PURPOSE: Studies have established the value of [(methyl)1-(11)C]-acetate ([(11)C]Act) combined with 2-deoxy-2[(18)F]fluoro-D-glucose (FDG) for detecting hepatocellular carcinoma (HCC) using positron emission tomography (PET). In this study, the metabolic fate of [(11)C]Act in HCC was characterized. METHODS: Experiments with acetic acid [1-(14)C] sodium salt ([(14)C]Act) were carried out on WCH-17 cells and freshly derived rat hepatocytes. PET scans with [(11)C]Act were also carried out on woodchucks with HCC before injection of [(14)C]Act.

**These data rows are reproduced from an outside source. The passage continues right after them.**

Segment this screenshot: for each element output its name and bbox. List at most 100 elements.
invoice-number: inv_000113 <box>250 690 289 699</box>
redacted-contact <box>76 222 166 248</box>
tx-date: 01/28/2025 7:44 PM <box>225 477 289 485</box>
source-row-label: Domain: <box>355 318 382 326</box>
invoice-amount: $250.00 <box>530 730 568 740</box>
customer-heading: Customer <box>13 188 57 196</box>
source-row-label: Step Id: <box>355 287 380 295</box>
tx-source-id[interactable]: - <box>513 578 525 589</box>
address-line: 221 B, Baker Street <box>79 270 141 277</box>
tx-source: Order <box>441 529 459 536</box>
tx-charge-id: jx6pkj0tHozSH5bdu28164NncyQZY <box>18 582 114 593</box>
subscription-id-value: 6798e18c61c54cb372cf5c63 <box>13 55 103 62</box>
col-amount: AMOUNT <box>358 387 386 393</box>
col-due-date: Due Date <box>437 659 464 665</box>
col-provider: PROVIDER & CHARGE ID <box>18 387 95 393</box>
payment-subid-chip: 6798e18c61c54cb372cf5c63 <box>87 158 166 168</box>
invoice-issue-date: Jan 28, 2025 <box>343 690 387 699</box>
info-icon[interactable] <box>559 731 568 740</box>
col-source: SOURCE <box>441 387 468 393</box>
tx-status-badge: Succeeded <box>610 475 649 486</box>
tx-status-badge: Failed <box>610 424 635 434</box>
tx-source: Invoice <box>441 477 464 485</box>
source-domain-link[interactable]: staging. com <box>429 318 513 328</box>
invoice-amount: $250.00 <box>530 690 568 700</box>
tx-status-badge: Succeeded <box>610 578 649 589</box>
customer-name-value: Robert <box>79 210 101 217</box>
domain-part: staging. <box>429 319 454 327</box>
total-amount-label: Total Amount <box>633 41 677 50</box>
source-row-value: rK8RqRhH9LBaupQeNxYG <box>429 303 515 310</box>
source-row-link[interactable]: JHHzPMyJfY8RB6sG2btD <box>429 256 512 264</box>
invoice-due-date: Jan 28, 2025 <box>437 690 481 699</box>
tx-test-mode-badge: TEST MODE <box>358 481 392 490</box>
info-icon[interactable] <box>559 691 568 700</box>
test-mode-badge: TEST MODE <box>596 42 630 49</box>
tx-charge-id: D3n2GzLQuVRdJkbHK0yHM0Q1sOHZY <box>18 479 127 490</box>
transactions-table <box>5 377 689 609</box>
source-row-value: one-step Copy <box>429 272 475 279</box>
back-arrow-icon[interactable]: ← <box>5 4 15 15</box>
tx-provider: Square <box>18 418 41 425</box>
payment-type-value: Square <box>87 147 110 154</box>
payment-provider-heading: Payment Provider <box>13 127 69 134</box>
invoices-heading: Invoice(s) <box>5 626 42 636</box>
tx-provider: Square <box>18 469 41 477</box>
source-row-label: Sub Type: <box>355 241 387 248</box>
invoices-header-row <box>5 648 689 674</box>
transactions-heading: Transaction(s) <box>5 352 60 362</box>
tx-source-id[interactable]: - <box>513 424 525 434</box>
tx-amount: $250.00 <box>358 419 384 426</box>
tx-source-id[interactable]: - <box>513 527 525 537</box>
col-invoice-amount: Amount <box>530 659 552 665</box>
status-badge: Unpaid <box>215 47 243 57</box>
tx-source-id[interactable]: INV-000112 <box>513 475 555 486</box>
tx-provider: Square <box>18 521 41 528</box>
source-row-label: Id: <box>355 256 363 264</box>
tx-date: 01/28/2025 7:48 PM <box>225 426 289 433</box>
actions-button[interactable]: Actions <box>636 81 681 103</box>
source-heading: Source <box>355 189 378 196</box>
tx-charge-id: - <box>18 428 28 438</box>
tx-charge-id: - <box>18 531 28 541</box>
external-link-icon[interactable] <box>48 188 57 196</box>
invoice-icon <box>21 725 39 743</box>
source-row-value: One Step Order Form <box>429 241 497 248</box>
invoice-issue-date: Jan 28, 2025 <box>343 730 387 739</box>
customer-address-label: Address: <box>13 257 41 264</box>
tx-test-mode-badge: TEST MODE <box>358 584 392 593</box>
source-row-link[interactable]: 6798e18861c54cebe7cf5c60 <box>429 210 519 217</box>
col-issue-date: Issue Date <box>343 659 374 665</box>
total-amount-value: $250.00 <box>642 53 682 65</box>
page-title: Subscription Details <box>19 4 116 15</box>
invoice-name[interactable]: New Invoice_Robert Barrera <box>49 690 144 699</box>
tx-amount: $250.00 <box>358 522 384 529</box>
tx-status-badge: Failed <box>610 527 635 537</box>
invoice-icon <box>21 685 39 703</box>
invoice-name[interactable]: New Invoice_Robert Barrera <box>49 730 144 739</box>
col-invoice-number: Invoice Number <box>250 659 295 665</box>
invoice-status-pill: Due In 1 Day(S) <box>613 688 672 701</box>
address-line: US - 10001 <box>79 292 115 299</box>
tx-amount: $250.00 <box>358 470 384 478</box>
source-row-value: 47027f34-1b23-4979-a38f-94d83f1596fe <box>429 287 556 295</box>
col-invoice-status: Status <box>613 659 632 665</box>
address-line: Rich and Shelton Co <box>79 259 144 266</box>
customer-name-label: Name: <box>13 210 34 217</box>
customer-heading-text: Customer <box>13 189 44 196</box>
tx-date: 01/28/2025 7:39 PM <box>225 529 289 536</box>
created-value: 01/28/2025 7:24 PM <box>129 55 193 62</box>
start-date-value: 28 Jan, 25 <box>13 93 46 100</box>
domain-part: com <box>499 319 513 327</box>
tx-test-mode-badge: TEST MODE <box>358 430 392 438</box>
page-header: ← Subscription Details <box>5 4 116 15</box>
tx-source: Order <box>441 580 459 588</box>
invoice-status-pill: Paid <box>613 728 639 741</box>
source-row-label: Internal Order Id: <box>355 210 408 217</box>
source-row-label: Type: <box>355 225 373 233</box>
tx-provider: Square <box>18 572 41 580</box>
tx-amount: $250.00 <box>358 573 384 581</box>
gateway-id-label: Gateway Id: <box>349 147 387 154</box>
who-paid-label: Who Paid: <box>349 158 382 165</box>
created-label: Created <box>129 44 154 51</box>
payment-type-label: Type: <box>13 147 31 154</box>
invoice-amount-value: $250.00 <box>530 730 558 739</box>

The radioactivity levels in different metabolites were quantified with thin-layer chromatography. RESULTS: In WCH-17 cells, the predominant metabolite was phosphatidylcholine (PC). Regions of HCCs with the highest [(11)C]Act uptake had higher radioactivity accumulation in lipid-soluble compounds than surrounding hepatic tissues. In those regions, PC and triacylglycerol (TG) accumulated more radioactivity than in surrounding hepatic tissues. CONCLUSIONS: High [(11)C]Act uptake in HCC is associated with increased de novo lipogenesis. PC and TG are the main metabolites into which the radioactive label from [(11)C]Act is incorporated in HCC.